Also added to closed ticket #1019 .

4ut0m8NT avatar Jul 20 '23 19:07 4ut0m8NT

Hello @4ut0m8NT, we usually don't monitor closed issues.

Does this help? https://github.com/deepset-ai/haystack/issues/3961#issuecomment-1406213631

anakin87 avatar Jul 20 '23 19:07 anakin87

Thanks @anakin87, but this isn't a syntax issue:

document_store = FAISSDocumentStore.load(index_path="my_faiss", config_path="my_faiss.json")

it produces the "ValueError: The number of documents in the SQL database (96) doesn't " if the DB or index exists...

Please advise.

4ut0m8NT avatar Jul 20 '23 19:07 4ut0m8NT

document_store = FAISSDocumentStore(faiss_config_path="./my_faiss.json", faiss_index_path="./my_faiss")

Also a Fail. Please advise.

4ut0m8NT avatar Jul 20 '23 23:07 4ut0m8NT

Yes I get this as well. If I blow away the index and config files it will work just fine, the FAISS DocumentStore. However the save and load process no longer works.

demongolem-biz2 avatar Nov 02 '23 02:11 demongolem-biz2

Ok so I think that the tutorial which I was following at https://haystack.deepset.ai/integrations/faiss-document-store to use FAISS to perform semantic search needs to be updated because it does not show the process of saving the DocumentStore. I was performing save(), but I did not do update_embeddings() which was the crucial part I was missing. And then of course you have to update_embeddings() first and save() second so that the counts do match when you go to save.

The tutorial has two parts: the indexing pipeline followed by the query pipeline. The indexing pipeline sets up the FAISSDocumentStore and indexes. After this indexing is complete and before we run the query pipeline, that is where the update_embeddings() needs to be performed. I was anticipating it would be done during the indexing pipeline, however it is after we created the EmbeddingRetriever as part of the query pipeline, that is where the update_embeddings is run() and the save() performed. And I think for normal usage you would want to save and not just rerun this code over and over again and so that is why this process should be mentioned in the tutorial.
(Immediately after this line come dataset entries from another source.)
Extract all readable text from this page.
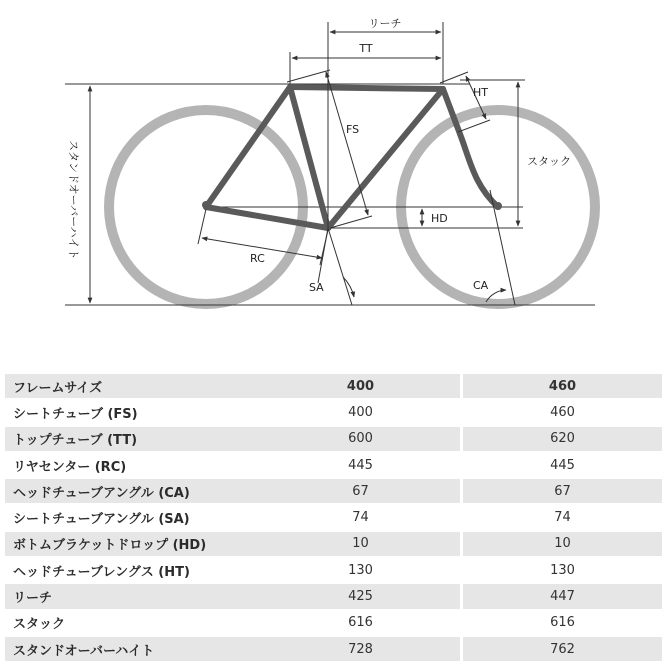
リーチ
TT
FS
HT
スタック
HD
RC
SA	CA
スタンドオーバーハイト
フレームサイズ	400		460
シートチューブ (FS)	400		460
トップチューブ (TT)	600		620
リヤセンター (RC)	445		445
ヘッドチューブアングル (CA)	67		67
シートチューブアングル (SA)	74		74
ボトムブラケットドロップ (HD)	10		10
ヘッドチューブレングス (HT)	130		130
リーチ	425		447
スタック	616		616
スタンドオーバーハイト	728		762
demongolem-biz2 avatar Nov 02 '23 13:11 demongolem-biz2

Initializing a FAISSDocumentStore can take 'faiss_index' and can also take 'index' If initializing with 'index', I also got the mismatched count error. I checked the code, the index param is ignored. So seems there's an issue with the docs and confusing naming in the params

augchan42 avatar Jan 25 '24 12:01 augchan42